A Manhã , 17 of December of 1943

Em crônica de outro dia, eu tinha prometido escrever qualquer coisa só sobre você, Lena Horne, ou melhor, Lena, ou melhor Leninha (você me permite que a chame assim?). Poderia escrever uma ode, uma elegia, um acróstico, um epitalâmio para você, Lena Horne, poderia dar pantana, andar sobre as mãos, dançar clássico, vociferar em logradouros públicos, tomar conta de toda a sua propaganda, Lena Horne, porque você não existe, mulata, de tão capitosa, de tão simpática - como você é simpática! -, de tão desmilingüintemente bonita que você é. Vou lhe escrever apenasmente uma carta, minha cara, porque a minha posição no quadro-negro da sociedade obriga a uma certa discrição, que, aqui entre nós, eu lhe direi que é fingida. Se eu pudesse, vivia fazendo seu retrato (ah, a desvantagem dos escritores! não têm modelo, não têm nada...) - feito meus amigos Candinho e Graciano vivem fazendo, retrato de moça bonita, porque vai, vai ver mesmo, contando a matemática dos egípcios, a escultura dos gregos, e dobre com a filosofia ocidental, e ponha mais a Renascença italiana, e venha de lá toda a poesia em língua inglesa... não há nada como moça bonita. 
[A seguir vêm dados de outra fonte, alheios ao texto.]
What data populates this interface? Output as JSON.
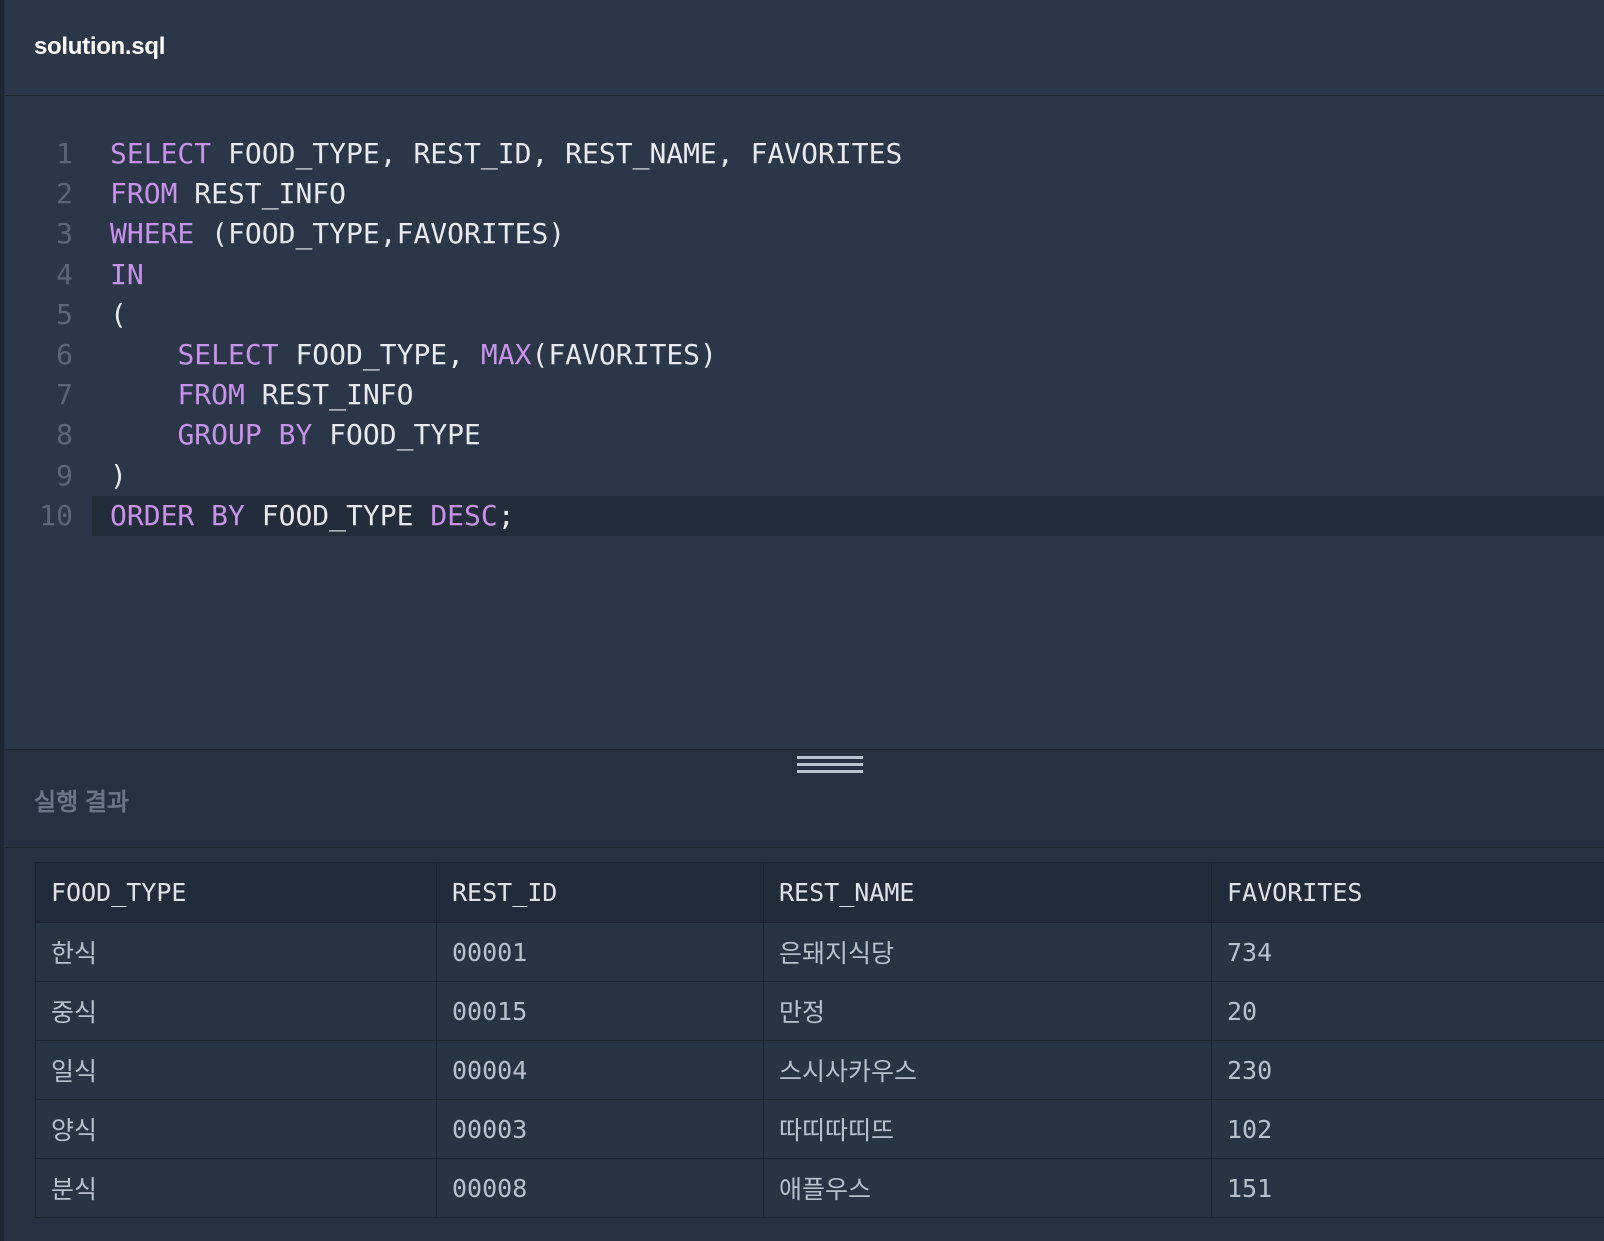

Você é absurda, Lena Horne, é esdrúxula, é bem patinada como as Vênus dos jardins. Só de vê-la... estremeço, como se você tivesse eletricidade, que aliás, você tem, se tem! Você e eu somos dois pólos elétricos, duas partículas cósmicas, dois micróbios de malária se encontrando nos glóbulos vermelhos do amor. Você e eu somos uma grande atração misteriosa, e creio que, em vista disso, o papel seria nos encontrarmos rapidamente para um chá - que idéia! -, para um uísque ou dois ou três, num bar qualquer tranqüilo, onde não haja perigo de entrar essa pessoa que não gostou do fato de Waldo Frank acentuar em seu livro as qualidades do homem negro brasileiro, e que pelo nome parece ser mulher, uma tal dona Povina Cavalcanti, que eu não conheço e faço muito gosto em não conhecer. Lena Horne, você é pecado puro, e seja sempre assim. Enquanto Metro -Goldwyn-Mayer mantiverem seu contrato - Lena Horne! -, você terá para você garantidas todas as colunas que quiser menos a quinta, que essa ninguém faz contra você, ou só mesmo passando por cima do meu cadáver. Sua carinha, que maravilha! Seu sorriso! Eu consigo ouvir seu sorriso!, Lena Horne. Nele há guizos, chocalhos, reco-recos, pandeiros, pistons, clarinetas e golpes de boogie em piano. Seu riso é carnaval, e sua ausência da tela, uma única e grande quarta-feira de cinzas. Com perdão da palavra, mas eu vos amo, sabe, Lena Horne.